I was interested to see that Back problems are the ninth most costly clinical category in US healthcare at almost $40B / yr. I chose back pain as the second in my series on disease economics.
Most ($31B) of the costs falling into the back problem category come from a single clinical condition code #205 (Spondylosis; intervertebral disc disorders; other back problems).
And most of these expenditures go toward hospital in-patient visits/procedures ($11B), and Clinician office visits ($13B).
For the details, read on.
Back problems: Cost per event, and total expenses
Observations on Backpain economics
The graphs on left show a large number (100M) of office visits at relatively modest cost per visit ($130), and a smaller number (540,000) of quite expensive ($20K per visit) in-patient stays. (Scroll down for the explanation of the color coding)
Backpain business opportunities
There have been a large number of “spine surgery” , venture backed companies over the last couple of decades, and when you look at these numbers you can understand why.
Seen through the lens of cost constrained medicine however, here are a couple of interesting speculations for potential business opportunities. They all involve moving care to less expensive, lower acuity settings.
Backpain triage for surgery
Anecdotally one gathers that some fraction of the 540,000 patients who undergo in-patient back procedures might have done as well or better with more conservative therapy. So, a diagnostic that does a better job of triaging patients who will or will not benefit from in-patient attention might be economically attractive.
If 10% of in-patients avoided admission, that would translate to an annual saving of $1B. Of course, if this came as a result of some type of additional “test” applied to every one of the 100M annual office visits, that test would need to cost less than $10 / test for the overall economics to work out.
Backpain triage for office visits
It’s interesting to speculate about some type of consumer “app” that might be the first stop for patients experiencing back pain, prior to an office visit to consult a clinician. The opportunity here would be to enable some patients to avoid a visit altogether, to catch some patients earlier in their disease progression when intervention might be more effective, and perhaps to create an opportunity for preliminary interaction with non-physician caregivers as an initial triage step.
Imagine use of interfaces like Kinect or Wii, and perhaps some remote range-of-motion measurement using cameras, and perhaps some type of big data, cloud-based backend to help improve triage and prognosis over time.
In terms of economic impact, there are all sorts of complexities behind this idea.
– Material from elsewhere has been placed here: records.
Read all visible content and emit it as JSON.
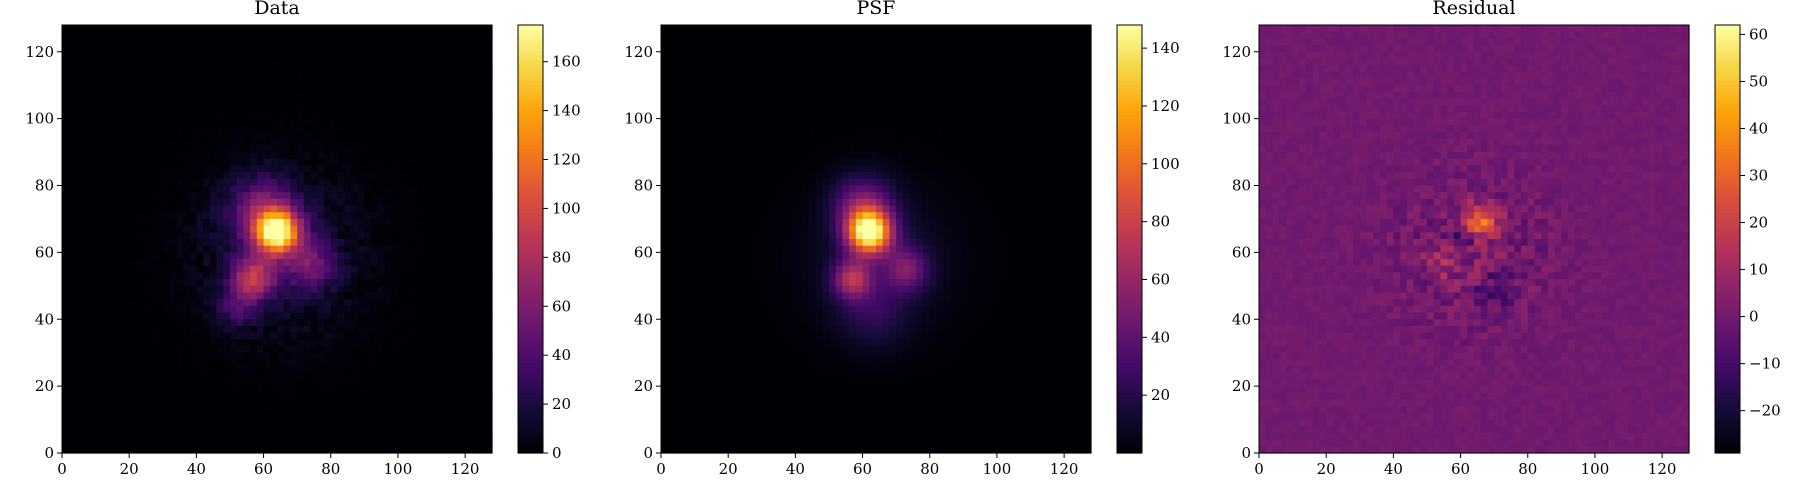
{
  "chart_data": [
    {
      "type": "heatmap",
      "title": "Data",
      "xlabel": "",
      "ylabel": "",
      "xlim": [
        0,
        128
      ],
      "ylim": [
        0,
        128
      ],
      "xticks": [
        "0",
        "20",
        "40",
        "60",
        "80",
        "100",
        "120"
      ],
      "yticks": [
        "0",
        "20",
        "40",
        "60",
        "80",
        "100",
        "120"
      ],
      "colormap": "inferno",
      "colorbar": {
        "min": 0,
        "max": 175,
        "ticks": [
          "0",
          "20",
          "40",
          "60",
          "80",
          "100",
          "120",
          "140",
          "160"
        ]
      },
      "components": [
        {
          "x": 64,
          "y": 66,
          "amp": 160,
          "sigma": 4.5
        },
        {
          "x": 60,
          "y": 72,
          "amp": 55,
          "sigma": 7
        },
        {
          "x": 57,
          "y": 52,
          "amp": 80,
          "sigma": 4.5
        },
        {
          "x": 74,
          "y": 56,
          "amp": 45,
          "sigma": 5
        },
        {
          "x": 52,
          "y": 43,
          "amp": 30,
          "sigma": 4
        },
        {
          "x": 65,
          "y": 60,
          "amp": 18,
          "sigma": 16
        }
      ]
    },
    {
      "type": "heatmap",
      "title": "PSF",
      "xlabel": "",
      "ylabel": "",
      "xlim": [
        0,
        128
      ],
      "ylim": [
        0,
        128
      ],
      "xticks": [
        "0",
        "20",
        "40",
        "60",
        "80",
        "100",
        "120"
      ],
      "yticks": [
        "0",
        "20",
        "40",
        "60",
        "80",
        "100",
        "120"
      ],
      "colormap": "inferno",
      "colorbar": {
        "min": 0,
        "max": 148,
        "ticks": [
          "20",
          "40",
          "60",
          "80",
          "100",
          "120",
          "140"
        ]
      },
      "components": [
        {
          "x": 62,
          "y": 66,
          "amp": 145,
          "sigma": 4.5
        },
        {
          "x": 60,
          "y": 74,
          "amp": 45,
          "sigma": 6
        },
        {
          "x": 57,
          "y": 52,
          "amp": 62,
          "sigma": 4
        },
        {
          "x": 73,
          "y": 55,
          "amp": 42,
          "sigma": 4.5
        },
        {
          "x": 63,
          "y": 42,
          "amp": 18,
          "sigma": 7
        },
        {
          "x": 65,
          "y": 58,
          "amp": 14,
          "sigma": 15
        }
      ]
    },
    {
      "type": "heatmap",
      "title": "Residual",
      "xlabel": "",
      "ylabel": "",
      "xlim": [
        0,
        128
      ],
      "ylim": [
        0,
        128
      ],
      "xticks": [
        "0",
        "20",
        "40",
        "60",
        "80",
        "100",
        "120"
      ],
      "yticks": [
        "0",
        "20",
        "40",
        "60",
        "80",
        "100",
        "120"
      ],
      "colormap": "inferno",
      "colorbar": {
        "min": -29,
        "max": 62,
        "ticks": [
          "−20",
          "−10",
          "0",
          "10",
          "20",
          "30",
          "40",
          "50",
          "60"
        ]
      },
      "background_value": 0,
      "components": [
        {
          "x": 66,
          "y": 69,
          "amp": 35,
          "sigma": 3.5
        },
        {
          "x": 60,
          "y": 63,
          "amp": -15,
          "sigma": 3
        },
        {
          "x": 56,
          "y": 58,
          "amp": 10,
          "sigma": 5
        },
        {
          "x": 70,
          "y": 48,
          "amp": -8,
          "sigma": 4
        }
      ],
      "noise_amplitude": 10,
      "noise_sigma": 16
    }
  ]
}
Too many to really go into here. A very simplistic view could be that if an “app” cost $10/encounter, and led to reduction in office visits by 10% when used by the entire 100M office visit candidates, roughly $1B in overall expenditures would be shifted from office visits to “app” revenue, and the overall exercise would be cost neutral.
In reality, one would need to consider that the source of funds might be quite different in each case. The “app” fee would likely come directly from the patient, while the office visit fee would likely come at least in part from an insurer.
And it would be important to consider the clinician’s economic interests in thinking through the business model.
It would be fascinating to brainstorm further this whole idea. If it interests you, let me know and we can discuss.
- Data comes from AHRQ (details here and here).
- An Event is a “stay”/”visit” typically for clinician encounters, and a “purchase” for a drug.
- There are some unexplained discrepancies in the magnitude of “visits”. And all these numbers differ a bit from other sources when it comes to patient numbers and disease incidence. The strengths of this data set is that it includes expenses. I recommend some caution regarding absolute numbers and would not rely on them to better than a factor of 2. The Relative numbers are probably reasonable.
- Coding comes from patient self reporting, so not super accurate.